That was a big deal.
My thought as I drove off from Worcester Technical School Monday morning. I may have even said it aloud to myself.
After hearing great things about it, Pam researched over the last couple months the county’s STATT Camp Program (Skilled Trades, Agriculture, Tourism and Technology Program) at Worcester Tech for Carson, 13. The plan was for Carson to do three weeks of summer academy at his school and then spend two weeks at the tech school’s STATT Camp, focusing on coding and robotics.
Carson loves technology and seems to have a knack for picking it up quickly. For instance, he recently learned how to take over the entire Sonos system in our house with his iPad. He likes to play the sound of dishes breaking throughout the house at a high volume to scare us. The first time it really worked, and the shock and worry may have shaved a little time off my life. Our kid really loved it.
With camp, a constant distraction for weeks has been whether Carson would even walk into the school on the first day. Sharing the concern, Pam took Carson to the school twice in recent weeks to observe the camp and meet his one-on-one assistant who would be with him throughout the days.

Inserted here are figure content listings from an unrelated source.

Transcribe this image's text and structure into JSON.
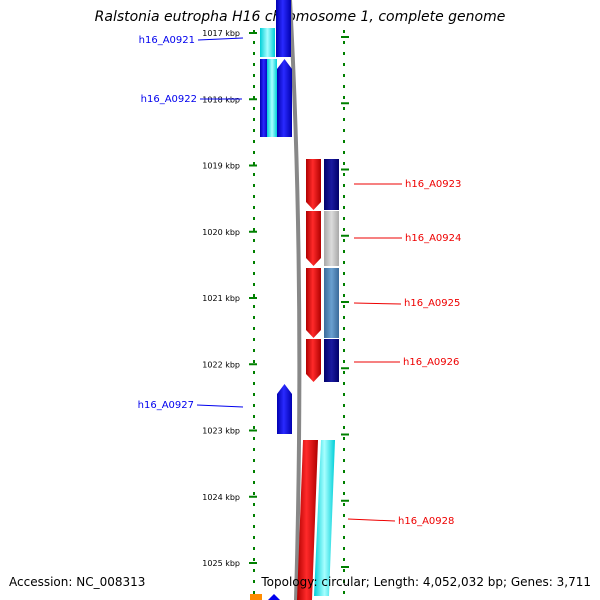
{
  "title": "Ralstonia eutropha H16 chromosome 1, complete genome",
  "footer": {
    "accession": "Accession: NC_008313",
    "summary": "Topology: circular; Length: 4,052,032 bp; Genes: 3,711"
  },
  "colors": {
    "forward": "#0000ee",
    "reverse": "#ee0000",
    "tick": "#008000",
    "backbone": "#888888"
  },
  "axis": {
    "unit": "kbp",
    "ticks": [
      {
        "kbp": 1017,
        "label": "1017 kbp"
      },
      {
        "kbp": 1018,
        "label": "1018 kbp"
      },
      {
        "kbp": 1019,
        "label": "1019 kbp"
      },
      {
        "kbp": 1020,
        "label": "1020 kbp"
      },
      {
        "kbp": 1021,
        "label": "1021 kbp"
      },
      {
        "kbp": 1022,
        "label": "1022 kbp"
      },
      {
        "kbp": 1023,
        "label": "1023 kbp"
      },
      {
        "kbp": 1024,
        "label": "1024 kbp"
      },
      {
        "kbp": 1025,
        "label": "1025 kbp"
      }
    ]
  },
  "genes": [
    {
      "name": "h16_A0921",
      "strand": "forward",
      "start_kbp": 1016.7,
      "end_kbp": 1017.35
    },
    {
      "name": "h16_A0922",
      "strand": "forward",
      "start_kbp": 1017.4,
      "end_kbp": 1018.55
    },
    {
      "name": "h16_A0923",
      "strand": "reverse",
      "start_kbp": 1018.9,
      "end_kbp": 1019.65
    },
    {
      "name": "h16_A0924",
      "strand": "reverse",
      "start_kbp": 1019.67,
      "end_kbp": 1020.5
    },
    {
      "name": "h16_A0925",
      "strand": "reverse",
      "start_kbp": 1020.52,
      "end_kbp": 1021.6
    },
    {
      "name": "h16_A0926",
      "strand": "reverse",
      "start_kbp": 1021.62,
      "end_kbp": 1022.25
    },
    {
      "name": "h16_A0927",
      "strand": "forward",
      "start_kbp": 1022.3,
      "end_kbp": 1023.05
    },
    {
      "name": "h16_A0928",
      "strand": "reverse",
      "start_kbp": 1023.15,
      "end_kbp": 1025.5
    }
  ]
}
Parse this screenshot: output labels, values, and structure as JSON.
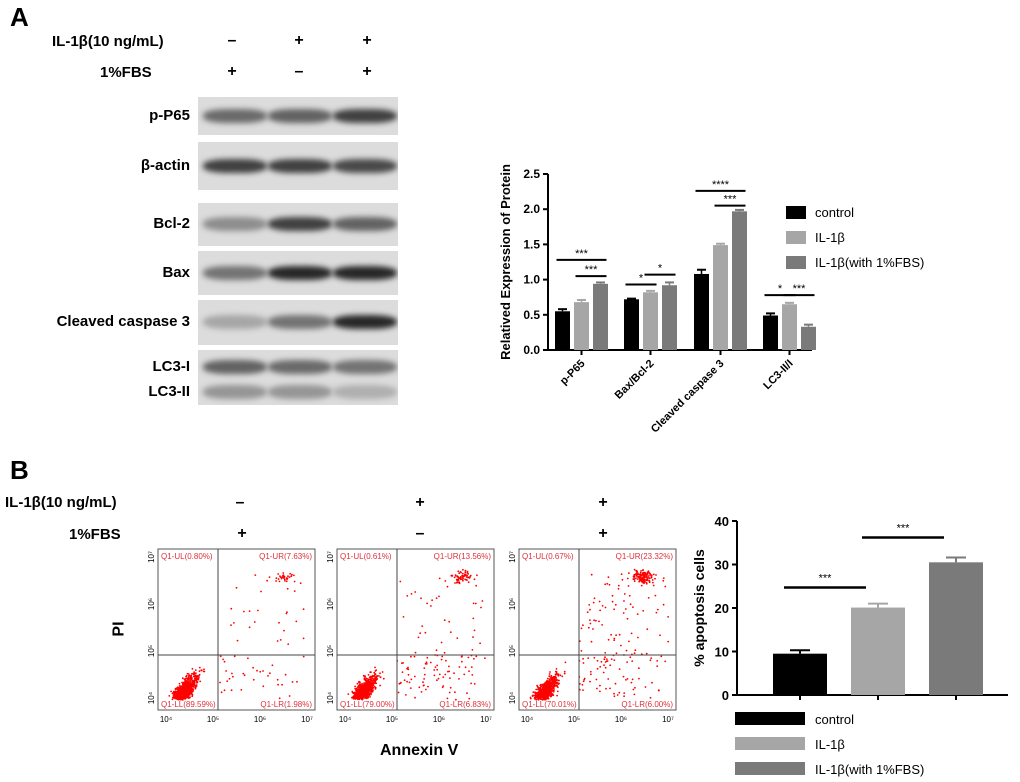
{
  "panelA": {
    "label": "A",
    "conditions": [
      {
        "name": "IL-1β(10 ng/mL)",
        "signs": [
          "–",
          "+",
          "+"
        ]
      },
      {
        "name": "1%FBS",
        "signs": [
          "+",
          "–",
          "+"
        ]
      }
    ],
    "blots": [
      {
        "name": "p-P65",
        "band_intensity": [
          0.55,
          0.6,
          0.8
        ]
      },
      {
        "name": "β-actin",
        "band_intensity": [
          0.8,
          0.8,
          0.75
        ]
      },
      {
        "name": "Bcl-2",
        "band_intensity": [
          0.35,
          0.8,
          0.6
        ]
      },
      {
        "name": "Bax",
        "band_intensity": [
          0.5,
          0.95,
          0.95
        ]
      },
      {
        "name": "Cleaved caspase 3",
        "band_intensity": [
          0.2,
          0.5,
          0.95
        ]
      },
      {
        "name": "LC3-I",
        "band_intensity": [
          0.6,
          0.55,
          0.5
        ]
      },
      {
        "name": "LC3-II",
        "band_intensity": [
          0.3,
          0.3,
          0.15
        ]
      }
    ]
  },
  "panelB": {
    "label": "B",
    "conditions": [
      {
        "name": "IL-1β(10 ng/mL)",
        "signs": [
          "–",
          "+",
          "+"
        ]
      },
      {
        "name": "1%FBS",
        "signs": [
          "+",
          "–",
          "+"
        ]
      }
    ],
    "flow": {
      "ylabel": "PI",
      "xlabel": "Annexin V",
      "ticks": [
        "10⁴",
        "10⁵",
        "10⁶",
        "10⁷"
      ],
      "plots": [
        {
          "UL": "Q1-UL(0.80%)",
          "UR": "Q1-UR(7.63%)",
          "LL": "Q1-LL(89.59%)",
          "LR": "Q1-LR(1.98%)"
        },
        {
          "UL": "Q1-UL(0.61%)",
          "UR": "Q1-UR(13.56%)",
          "LL": "Q1-LL(79.00%)",
          "LR": "Q1-LR(6.83%)"
        },
        {
          "UL": "Q1-UL(0.67%)",
          "UR": "Q1-UR(23.32%)",
          "LL": "Q1-LL(70.01%)",
          "LR": "Q1-LR(6.00%)"
        }
      ]
    }
  },
  "chart_data": [
    {
      "type": "bar",
      "ylabel": "Relatived Expression of Protein",
      "ylim": [
        0,
        2.5
      ],
      "yticks": [
        "0.0",
        "0.5",
        "1.0",
        "1.5",
        "2.0",
        "2.5"
      ],
      "categories": [
        "p-P65",
        "Bax/Bcl-2",
        "Cleaved caspase 3",
        "LC3-II/I"
      ],
      "series": [
        {
          "name": "control",
          "color": "#000000",
          "values": [
            0.55,
            0.72,
            1.08,
            0.49
          ],
          "errors": [
            0.03,
            0.01,
            0.06,
            0.03
          ]
        },
        {
          "name": "IL-1β",
          "color": "#a6a6a6",
          "values": [
            0.68,
            0.82,
            1.49,
            0.65
          ],
          "errors": [
            0.03,
            0.02,
            0.02,
            0.02
          ]
        },
        {
          "name": "IL-1β(with 1%FBS)",
          "color": "#7a7a7a",
          "values": [
            0.94,
            0.92,
            1.97,
            0.33
          ],
          "errors": [
            0.02,
            0.04,
            0.02,
            0.03
          ]
        }
      ],
      "significance": [
        {
          "group": 0,
          "pair": [
            0,
            2
          ],
          "label": "***",
          "y": 1.28
        },
        {
          "group": 0,
          "pair": [
            1,
            2
          ],
          "label": "***",
          "y": 1.05
        },
        {
          "group": 1,
          "pair": [
            0,
            1
          ],
          "label": "*",
          "y": 0.93
        },
        {
          "group": 1,
          "pair": [
            1,
            2
          ],
          "label": "*",
          "y": 1.07
        },
        {
          "group": 2,
          "pair": [
            0,
            2
          ],
          "label": "****",
          "y": 2.26
        },
        {
          "group": 2,
          "pair": [
            1,
            2
          ],
          "label": "***",
          "y": 2.05
        },
        {
          "group": 3,
          "pair": [
            0,
            1
          ],
          "label": "*",
          "y": 0.78
        },
        {
          "group": 3,
          "pair": [
            1,
            2
          ],
          "label": "***",
          "y": 0.78
        }
      ],
      "legend": "right"
    },
    {
      "type": "bar",
      "ylabel": "% apoptosis cells",
      "ylim": [
        0,
        40
      ],
      "yticks": [
        "0",
        "10",
        "20",
        "30",
        "40"
      ],
      "categories": [
        "control",
        "IL-1β",
        "IL-1β(with 1%FBS)"
      ],
      "values": [
        9.5,
        20.1,
        30.5
      ],
      "errors": [
        0.8,
        0.9,
        1.1
      ],
      "colors": [
        "#000000",
        "#a6a6a6",
        "#7a7a7a"
      ],
      "significance": [
        {
          "pair": [
            0,
            1
          ],
          "label": "***",
          "y": 24.7
        },
        {
          "pair": [
            1,
            2
          ],
          "label": "***",
          "y": 36.2
        }
      ],
      "legend": "bottom"
    }
  ]
}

While it was smart to let him get familiar with his surroundings and his new person, I made sure to clear my schedule on Monday in case things didn’t go as planned. Carson was clearly anxious over the weekend. The newness of it all appeared to be on his mind. A few times over the weekend, we found him wearing two hooded sweatshirts around the house and even outside in the heat. The weight of the hoodies we have learned settles him in some fashion.
School drops have typically been my thing and Carson and I have a sound routine. Kids with disabilities like Autism are typically most productive when the schedule is the same and they know what’s coming. Therefore, I aimed to keep everything the same as much as I could for him, but the big changes were the new school and the new person. How well this was going to go was entirely up to Carson. Truth be told, my greatest was he would not get out of the truck on Monday.
Not only did he, but Carson did exceptionally well. In fact, Carson showed a tremendously flexible brain the first morning. Somehow, we got the start time mixed up and ended up being over 30 minutes early. We waited in the cafeteria for his new one-on-one to arrive and he was incredibly patient while coping with some obvious shyness and anxiety. I was so proud of how he handled himself. It was a true mark of how far our 13-year-old has come in his life. There was a time when this hiccup would set him off.
As his parents, we are constantly waging an internal mental battle over how far to push him. We see his potential, but we also realize raising expectations too high can result in behaviors and disappointments. Finding the right balance is the key, but it’s a guessing game at times. Hope for the best and prepare for the worst, while understanding he can do great things.
As it turns out, the concerns over Monday morning were for naught. As it sometimes happens, the difficult day came on Wednesday morning, which played out as a I feared the first day of camp would. Carson’s anxiety got the best of him, and he refused to get out of the truck and go into camp as expected. After about 30 minutes of trying to coax him into school, I decided something was off and headed back home. Throughout the ride, I reminded him it’s not too late to make the right decision. He was not interested.
Once we got home, Carson decided he did after all want to go to camp, but not before a major crying session on the couch. In these cases, we can only guess what’s troubling him. We ran through our typical list of potential issues and were able to discover he wanted to take his personal iPad to camp with him. Pam surmised other kids may be on their phones during downtime and Carson wanted to have his personal device as well. This could have been what was bothering, but it might not have been either. When he gets into these bouts of turmoil – which fortunately are few and far between these days – we just don’t know. We know everything about him, but even we as his parents we sometimes are at a loss at times of heightened anxiety and stress.
With iPad in tow and all the tears out of the way, Carson and I headed back to camp in Newark. We had no issues returning to the camp’s flow, and it appears he just needed a restart on this particular day.
Then came Thursday when we learned the one-on-one he was with would be absent. I initially just assumed we would not go to camp, but the school was able to match him up with someone else. I again wondered whether he would go in the building with his new friend. It’s the schedule and familiarity thing he truly craves and desires to be successful. I was again proud and amazed at his willingness to release my hand, go on his way with this stranger and go about his day.
There were several significant and impressive moments for Carson this week. He worked through his obvious anxiety, which I admit I shared as well. He overcame a lot and seemed to enjoy his week at a new place.
We continue to celebrate the wins and learn from the losses.